The Biden Administration’s policy of “no drilling” or reduced oil production has put us in a very dangerous situation… We must rely on OPEC, which has already cut its oil production by more than a million barrels a day… And Saudi Arabia is following.
That’s why oil prices fell, but as demand increases, the prices will go up. The other reason that oil prices fell was that demand in Europe fell because they were also falling into a recession.
However, Russia has been flooding the market with oil, as they are ramping up oil production to fill the void Biden created when he slashed American oil production… So, Russia is getting richer, and their economy is booming, while we are getting poorer, and our economy is headed for a recession.
And although energy prices have fallen by 3.6%, the demand for energy will ease prices back up, especially during summer months, when people travel. When energy prices rise, core inflation is estimated to rise above 5%.
Reality Check #5: Interest Rates have crushed jobs and growth
In one year, interest rates have risen more than the past 15 years combined.
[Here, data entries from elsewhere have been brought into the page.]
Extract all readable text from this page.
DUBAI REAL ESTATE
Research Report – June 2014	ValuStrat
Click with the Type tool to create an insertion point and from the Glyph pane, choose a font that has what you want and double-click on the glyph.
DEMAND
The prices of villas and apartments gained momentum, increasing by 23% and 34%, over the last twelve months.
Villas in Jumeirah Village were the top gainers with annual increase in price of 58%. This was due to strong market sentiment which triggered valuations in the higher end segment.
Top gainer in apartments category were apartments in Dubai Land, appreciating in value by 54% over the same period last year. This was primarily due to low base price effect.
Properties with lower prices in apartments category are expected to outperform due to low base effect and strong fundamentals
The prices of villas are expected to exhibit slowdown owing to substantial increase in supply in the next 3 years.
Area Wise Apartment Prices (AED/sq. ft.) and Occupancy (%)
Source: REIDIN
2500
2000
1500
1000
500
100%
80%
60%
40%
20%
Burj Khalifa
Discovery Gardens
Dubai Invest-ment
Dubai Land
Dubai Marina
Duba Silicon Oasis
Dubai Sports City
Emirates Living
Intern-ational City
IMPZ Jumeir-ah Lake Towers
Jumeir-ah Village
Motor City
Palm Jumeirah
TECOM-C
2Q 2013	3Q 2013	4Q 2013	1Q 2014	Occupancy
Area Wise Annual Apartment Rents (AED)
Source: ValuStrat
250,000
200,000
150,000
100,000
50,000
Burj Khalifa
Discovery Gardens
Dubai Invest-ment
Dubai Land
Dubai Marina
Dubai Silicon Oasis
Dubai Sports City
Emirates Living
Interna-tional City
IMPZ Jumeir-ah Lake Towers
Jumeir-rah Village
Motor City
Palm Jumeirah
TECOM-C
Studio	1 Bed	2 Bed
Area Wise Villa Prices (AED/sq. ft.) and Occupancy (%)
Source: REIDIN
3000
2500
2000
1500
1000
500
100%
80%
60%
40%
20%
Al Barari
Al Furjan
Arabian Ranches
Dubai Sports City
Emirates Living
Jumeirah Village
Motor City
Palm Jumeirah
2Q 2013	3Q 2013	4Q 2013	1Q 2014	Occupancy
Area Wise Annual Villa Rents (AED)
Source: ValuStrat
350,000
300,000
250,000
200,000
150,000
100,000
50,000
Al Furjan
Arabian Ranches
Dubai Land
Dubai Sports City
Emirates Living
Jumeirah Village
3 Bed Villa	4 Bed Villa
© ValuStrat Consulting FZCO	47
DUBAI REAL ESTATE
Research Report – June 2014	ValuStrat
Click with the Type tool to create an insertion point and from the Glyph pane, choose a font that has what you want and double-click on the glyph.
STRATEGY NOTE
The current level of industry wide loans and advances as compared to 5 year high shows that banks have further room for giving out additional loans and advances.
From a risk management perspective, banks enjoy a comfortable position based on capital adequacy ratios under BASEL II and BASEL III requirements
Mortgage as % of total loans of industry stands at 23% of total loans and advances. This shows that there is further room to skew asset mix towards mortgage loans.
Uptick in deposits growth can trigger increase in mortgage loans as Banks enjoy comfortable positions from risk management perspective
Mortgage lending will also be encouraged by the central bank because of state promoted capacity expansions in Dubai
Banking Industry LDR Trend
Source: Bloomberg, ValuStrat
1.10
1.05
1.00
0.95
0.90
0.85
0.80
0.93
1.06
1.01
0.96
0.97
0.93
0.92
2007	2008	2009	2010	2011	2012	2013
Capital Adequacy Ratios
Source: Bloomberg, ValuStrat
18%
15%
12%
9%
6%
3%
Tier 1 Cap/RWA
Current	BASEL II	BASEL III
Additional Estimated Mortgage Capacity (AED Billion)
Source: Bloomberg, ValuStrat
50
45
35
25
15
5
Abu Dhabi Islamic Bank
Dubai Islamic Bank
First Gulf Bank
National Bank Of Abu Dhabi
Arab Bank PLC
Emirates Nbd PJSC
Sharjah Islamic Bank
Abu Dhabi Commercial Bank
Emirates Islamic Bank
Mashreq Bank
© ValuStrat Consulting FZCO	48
In fact, the Fed hiked rates 10 times:
- March 2022: 25 basis points
- May 2022: 50 basis points
- June 2022: 75 basis points
- July 2022: 75 basis points
- September 2022: 75 basis points
- November 2022: 75 basis points
- December 2022: 50 basis points
- February 2023: 25 basis points
- March 2023: 25 basis points
- May 2023: 25 basis points
Reality Check #6: The National Debt
The national debt is over $31.5 trillion.
The national debt has increased by roughly $3.5 trillion under the Biden administration.
Year-on-year, the debt has never decreased since 1957.
In order to address the debt crisis, Congress passed, and the president signed the “bi-partisan” Fiscal Responsibility Act—
However, the bill raises the debt limit and doesn’t cut or limit entitlement spending, which is the biggest slice of our spending pie.
It does cut some federal spending, including cuts to some of Biden’s health and climate programs… but not much to move the needle downward.
The Fiscal Responsibility Act is more like the fiscal irresponsibility act.